Interactions of the Cell-Penetrating Peptide Penetratin with Model Membranes and Live Cells
Doctoral thesis, 2003
The delivery of large, hydrophilic molecules, such as proteins and oligonucleotides, to the cytoplasm and nucleus of cells is problematic due to their generally low plasma membrane permeability. With the identification of a number of cell-penetrating peptides, capable of mediating non-endocytotic, intracellular delivery of macromolecular cargos, this obstacle now seems surmountable. In this thesis, the interactions of the cell-penetrating peptide penetratin, derived from the homeodomain of the Drosophila transcription factor Antennapedia, with lipid vesicles and live cells were studied.
In accordance with early work on penetratin indicating a receptor- and transporter-independent cellular uptake, penetratin was shown to traverse the membranes of giant unilamellar vesicles, providing evidence that translocation across pure lipid bilayers is indeed possible. However, contrasting results obtained for large unilamellar vesicles demonstrated that the ability to translocate depends on macroscopic properties of the membrane as well. It was also shown that penetratin, due to its high positive charge, has a strong affinity for negatively charged vesicles, and at high peptide to lipid ratios induces vesicles aggregation, which in turn drives an a-helix to β-sheet conformational transition.
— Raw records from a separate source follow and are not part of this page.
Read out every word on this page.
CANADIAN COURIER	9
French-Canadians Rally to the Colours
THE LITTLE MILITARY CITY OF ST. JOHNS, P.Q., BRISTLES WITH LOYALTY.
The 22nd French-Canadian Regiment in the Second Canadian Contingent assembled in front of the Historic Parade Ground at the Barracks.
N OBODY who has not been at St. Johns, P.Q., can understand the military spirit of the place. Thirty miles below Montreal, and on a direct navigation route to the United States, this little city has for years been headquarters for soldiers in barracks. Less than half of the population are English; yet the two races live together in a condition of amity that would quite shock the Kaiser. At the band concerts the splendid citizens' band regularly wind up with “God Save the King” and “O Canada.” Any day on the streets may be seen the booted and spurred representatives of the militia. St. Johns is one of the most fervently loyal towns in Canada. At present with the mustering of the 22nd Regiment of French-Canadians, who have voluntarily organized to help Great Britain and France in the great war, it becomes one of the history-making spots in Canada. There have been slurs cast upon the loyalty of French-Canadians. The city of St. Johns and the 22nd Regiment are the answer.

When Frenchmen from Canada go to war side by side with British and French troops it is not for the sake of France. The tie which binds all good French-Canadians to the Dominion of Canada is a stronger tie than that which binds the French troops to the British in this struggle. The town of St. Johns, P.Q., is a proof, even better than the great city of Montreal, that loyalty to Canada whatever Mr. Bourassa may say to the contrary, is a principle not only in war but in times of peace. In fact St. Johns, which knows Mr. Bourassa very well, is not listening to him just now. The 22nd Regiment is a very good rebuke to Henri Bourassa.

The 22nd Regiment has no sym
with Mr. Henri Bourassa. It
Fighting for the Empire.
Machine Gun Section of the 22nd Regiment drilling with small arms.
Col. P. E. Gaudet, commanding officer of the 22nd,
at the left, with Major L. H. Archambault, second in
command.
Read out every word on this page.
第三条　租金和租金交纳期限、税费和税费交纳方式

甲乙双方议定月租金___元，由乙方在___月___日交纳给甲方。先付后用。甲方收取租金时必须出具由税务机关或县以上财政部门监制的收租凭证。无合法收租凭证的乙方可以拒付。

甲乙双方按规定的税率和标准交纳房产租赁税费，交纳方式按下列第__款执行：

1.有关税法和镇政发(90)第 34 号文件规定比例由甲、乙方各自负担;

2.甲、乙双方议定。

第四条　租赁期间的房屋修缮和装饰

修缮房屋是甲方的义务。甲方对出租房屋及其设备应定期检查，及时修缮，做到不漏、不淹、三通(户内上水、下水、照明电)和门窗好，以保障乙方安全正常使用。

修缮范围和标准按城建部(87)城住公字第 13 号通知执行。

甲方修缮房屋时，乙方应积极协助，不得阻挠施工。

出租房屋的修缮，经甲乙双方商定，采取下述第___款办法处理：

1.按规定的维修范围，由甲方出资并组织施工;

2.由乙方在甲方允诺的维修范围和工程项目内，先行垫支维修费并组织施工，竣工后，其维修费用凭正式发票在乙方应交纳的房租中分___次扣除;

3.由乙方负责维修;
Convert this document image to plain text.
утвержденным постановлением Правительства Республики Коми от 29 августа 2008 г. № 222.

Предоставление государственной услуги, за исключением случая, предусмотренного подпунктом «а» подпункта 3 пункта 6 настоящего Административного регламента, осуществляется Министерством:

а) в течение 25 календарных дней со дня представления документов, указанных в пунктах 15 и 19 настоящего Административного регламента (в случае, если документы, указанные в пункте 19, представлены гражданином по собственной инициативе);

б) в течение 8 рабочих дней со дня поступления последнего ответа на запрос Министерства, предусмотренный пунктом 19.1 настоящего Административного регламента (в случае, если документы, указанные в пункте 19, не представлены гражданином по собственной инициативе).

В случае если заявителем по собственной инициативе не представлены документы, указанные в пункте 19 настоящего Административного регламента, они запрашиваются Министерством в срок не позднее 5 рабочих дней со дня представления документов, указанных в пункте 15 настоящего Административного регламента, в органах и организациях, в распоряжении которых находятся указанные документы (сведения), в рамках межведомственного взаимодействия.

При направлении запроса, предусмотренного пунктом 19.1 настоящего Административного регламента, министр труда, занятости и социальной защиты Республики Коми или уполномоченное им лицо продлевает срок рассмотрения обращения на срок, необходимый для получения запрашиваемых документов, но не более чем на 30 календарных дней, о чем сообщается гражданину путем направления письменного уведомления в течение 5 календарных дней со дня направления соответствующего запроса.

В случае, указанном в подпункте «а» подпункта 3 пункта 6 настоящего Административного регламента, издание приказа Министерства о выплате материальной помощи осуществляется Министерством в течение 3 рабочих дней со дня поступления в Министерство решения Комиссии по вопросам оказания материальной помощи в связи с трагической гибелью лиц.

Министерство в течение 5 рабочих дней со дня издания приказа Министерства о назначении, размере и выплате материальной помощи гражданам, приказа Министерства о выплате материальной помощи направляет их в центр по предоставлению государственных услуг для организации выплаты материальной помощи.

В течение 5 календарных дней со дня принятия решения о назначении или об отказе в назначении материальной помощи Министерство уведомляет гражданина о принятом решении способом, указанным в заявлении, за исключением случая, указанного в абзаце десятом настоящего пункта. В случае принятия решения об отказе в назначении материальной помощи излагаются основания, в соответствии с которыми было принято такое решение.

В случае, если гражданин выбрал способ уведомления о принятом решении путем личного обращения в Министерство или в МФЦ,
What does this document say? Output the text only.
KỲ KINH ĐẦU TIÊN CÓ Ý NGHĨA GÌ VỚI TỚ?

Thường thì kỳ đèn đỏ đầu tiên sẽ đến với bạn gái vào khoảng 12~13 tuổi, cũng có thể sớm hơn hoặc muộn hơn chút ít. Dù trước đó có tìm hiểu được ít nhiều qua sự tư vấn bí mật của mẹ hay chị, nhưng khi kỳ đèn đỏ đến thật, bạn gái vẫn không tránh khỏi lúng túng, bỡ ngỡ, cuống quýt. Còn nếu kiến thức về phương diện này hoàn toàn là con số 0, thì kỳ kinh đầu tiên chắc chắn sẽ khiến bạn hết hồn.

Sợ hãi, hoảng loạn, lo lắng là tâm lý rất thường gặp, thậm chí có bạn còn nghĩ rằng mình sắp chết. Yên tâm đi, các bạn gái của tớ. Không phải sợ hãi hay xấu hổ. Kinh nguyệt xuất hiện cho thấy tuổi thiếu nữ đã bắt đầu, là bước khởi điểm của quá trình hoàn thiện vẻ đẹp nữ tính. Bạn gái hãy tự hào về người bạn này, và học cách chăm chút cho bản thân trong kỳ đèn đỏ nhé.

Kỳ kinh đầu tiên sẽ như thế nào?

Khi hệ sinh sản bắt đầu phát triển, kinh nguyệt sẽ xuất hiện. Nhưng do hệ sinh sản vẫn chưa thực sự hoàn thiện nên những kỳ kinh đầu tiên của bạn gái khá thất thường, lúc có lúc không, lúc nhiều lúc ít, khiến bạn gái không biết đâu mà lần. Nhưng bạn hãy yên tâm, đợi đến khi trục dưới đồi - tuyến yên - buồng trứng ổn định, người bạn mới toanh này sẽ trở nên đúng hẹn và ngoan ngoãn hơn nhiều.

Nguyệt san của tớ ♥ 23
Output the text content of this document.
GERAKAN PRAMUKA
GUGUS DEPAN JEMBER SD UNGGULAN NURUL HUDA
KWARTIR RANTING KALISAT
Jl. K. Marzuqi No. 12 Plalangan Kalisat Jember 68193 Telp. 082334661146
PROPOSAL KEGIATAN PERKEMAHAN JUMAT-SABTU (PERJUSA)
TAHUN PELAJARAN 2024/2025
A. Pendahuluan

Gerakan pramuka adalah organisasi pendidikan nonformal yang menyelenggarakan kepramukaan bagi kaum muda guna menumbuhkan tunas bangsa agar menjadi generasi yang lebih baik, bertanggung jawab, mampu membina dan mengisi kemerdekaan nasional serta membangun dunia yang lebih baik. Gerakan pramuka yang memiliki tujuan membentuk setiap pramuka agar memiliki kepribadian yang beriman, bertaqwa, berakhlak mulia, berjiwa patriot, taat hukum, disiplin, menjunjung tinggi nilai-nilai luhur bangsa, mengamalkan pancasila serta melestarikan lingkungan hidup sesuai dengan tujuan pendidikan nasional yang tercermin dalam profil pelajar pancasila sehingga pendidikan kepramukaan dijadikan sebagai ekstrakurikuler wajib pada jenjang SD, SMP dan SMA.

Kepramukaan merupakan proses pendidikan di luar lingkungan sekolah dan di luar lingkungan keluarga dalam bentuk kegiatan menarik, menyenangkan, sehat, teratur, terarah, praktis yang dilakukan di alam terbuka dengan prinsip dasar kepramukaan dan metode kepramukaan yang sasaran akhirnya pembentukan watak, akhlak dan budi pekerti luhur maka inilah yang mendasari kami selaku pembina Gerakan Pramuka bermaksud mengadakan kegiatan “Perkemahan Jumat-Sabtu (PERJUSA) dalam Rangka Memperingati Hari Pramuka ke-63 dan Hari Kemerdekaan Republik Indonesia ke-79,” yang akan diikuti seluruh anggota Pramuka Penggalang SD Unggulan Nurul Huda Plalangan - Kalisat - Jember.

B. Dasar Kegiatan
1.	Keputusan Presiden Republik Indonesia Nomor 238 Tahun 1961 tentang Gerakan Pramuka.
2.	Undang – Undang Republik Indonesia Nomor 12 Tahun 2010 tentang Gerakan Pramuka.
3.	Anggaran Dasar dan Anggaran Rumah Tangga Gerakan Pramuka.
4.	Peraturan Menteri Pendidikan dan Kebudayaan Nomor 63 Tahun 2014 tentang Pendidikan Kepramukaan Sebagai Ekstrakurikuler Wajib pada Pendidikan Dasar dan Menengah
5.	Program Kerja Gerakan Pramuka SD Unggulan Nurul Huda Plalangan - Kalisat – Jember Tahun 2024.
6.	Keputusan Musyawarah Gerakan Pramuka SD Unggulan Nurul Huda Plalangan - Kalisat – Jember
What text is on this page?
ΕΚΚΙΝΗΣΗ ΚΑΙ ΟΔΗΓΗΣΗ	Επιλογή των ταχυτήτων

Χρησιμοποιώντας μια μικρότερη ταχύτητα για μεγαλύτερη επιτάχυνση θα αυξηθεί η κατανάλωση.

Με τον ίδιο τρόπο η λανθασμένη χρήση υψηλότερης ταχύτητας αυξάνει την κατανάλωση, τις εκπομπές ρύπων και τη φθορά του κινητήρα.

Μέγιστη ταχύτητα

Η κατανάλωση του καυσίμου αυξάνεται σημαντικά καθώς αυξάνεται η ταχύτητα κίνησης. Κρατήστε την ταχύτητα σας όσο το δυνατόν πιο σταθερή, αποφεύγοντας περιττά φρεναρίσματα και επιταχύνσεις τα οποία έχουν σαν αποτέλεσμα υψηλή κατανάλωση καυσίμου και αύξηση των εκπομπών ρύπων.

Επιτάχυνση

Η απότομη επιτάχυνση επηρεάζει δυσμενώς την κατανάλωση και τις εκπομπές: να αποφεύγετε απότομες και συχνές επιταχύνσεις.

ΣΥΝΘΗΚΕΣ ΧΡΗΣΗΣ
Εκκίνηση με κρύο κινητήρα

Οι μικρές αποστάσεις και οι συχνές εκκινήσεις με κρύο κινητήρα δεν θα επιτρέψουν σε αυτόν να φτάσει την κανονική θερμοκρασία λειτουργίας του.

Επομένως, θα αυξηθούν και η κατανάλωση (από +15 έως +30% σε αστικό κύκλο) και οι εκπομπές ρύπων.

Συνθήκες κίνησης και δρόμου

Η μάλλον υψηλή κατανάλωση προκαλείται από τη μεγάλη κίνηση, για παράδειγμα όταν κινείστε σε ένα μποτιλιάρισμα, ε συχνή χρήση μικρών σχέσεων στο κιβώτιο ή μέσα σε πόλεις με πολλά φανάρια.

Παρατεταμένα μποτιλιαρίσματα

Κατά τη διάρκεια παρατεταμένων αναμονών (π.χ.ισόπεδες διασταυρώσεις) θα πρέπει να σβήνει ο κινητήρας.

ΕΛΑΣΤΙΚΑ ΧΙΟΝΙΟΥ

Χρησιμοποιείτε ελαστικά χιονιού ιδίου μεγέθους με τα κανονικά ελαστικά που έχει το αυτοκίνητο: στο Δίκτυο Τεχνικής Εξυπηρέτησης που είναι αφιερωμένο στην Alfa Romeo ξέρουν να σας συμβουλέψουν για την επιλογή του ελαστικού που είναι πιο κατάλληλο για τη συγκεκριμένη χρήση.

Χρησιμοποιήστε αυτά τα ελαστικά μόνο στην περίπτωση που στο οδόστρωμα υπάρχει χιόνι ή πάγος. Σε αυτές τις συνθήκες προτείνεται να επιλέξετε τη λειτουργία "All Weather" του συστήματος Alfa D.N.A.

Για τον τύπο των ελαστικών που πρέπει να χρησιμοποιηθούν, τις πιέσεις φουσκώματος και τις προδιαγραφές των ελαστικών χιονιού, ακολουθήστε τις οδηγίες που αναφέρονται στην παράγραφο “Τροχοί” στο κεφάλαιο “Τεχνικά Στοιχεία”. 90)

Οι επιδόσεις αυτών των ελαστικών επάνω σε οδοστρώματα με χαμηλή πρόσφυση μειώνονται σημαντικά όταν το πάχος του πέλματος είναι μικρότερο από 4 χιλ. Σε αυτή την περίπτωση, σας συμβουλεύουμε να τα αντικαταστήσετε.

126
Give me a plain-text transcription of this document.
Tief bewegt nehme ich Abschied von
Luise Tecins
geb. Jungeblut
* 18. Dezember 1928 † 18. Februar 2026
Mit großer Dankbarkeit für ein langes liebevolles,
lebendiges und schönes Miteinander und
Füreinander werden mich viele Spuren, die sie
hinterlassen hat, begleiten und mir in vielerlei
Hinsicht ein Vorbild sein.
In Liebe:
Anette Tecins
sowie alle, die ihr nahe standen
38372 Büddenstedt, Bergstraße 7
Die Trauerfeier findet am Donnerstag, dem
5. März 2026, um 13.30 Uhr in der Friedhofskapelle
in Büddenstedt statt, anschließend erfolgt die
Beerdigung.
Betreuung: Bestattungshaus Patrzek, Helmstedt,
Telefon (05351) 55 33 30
In contrast to previous studies of cell internalization of penetratin using fixed or permeabilized cells, uptake in live cells was shown to be both energy-dependent and endocytotic. Also, the two tryptophans in the peptide sequence, earlier considered essential for internalization were found to be dispensable. Instead, arginines were found to be crucial both for cell association and for the mechanism of uptake. Vesicle studies indicated that the cell interaction properties provided by arginines in the peptide sequence are attributable to interactions with components other than the plasma membrane lipids.
During this work, a number of methods with general applicability have been developed. Examples are modification of silica surfaces to prevent adsorption of cationic peptides, a novel analysis to assess peptide binding to liposomes and a method to determine the membrane location of vesicle-associated compounds.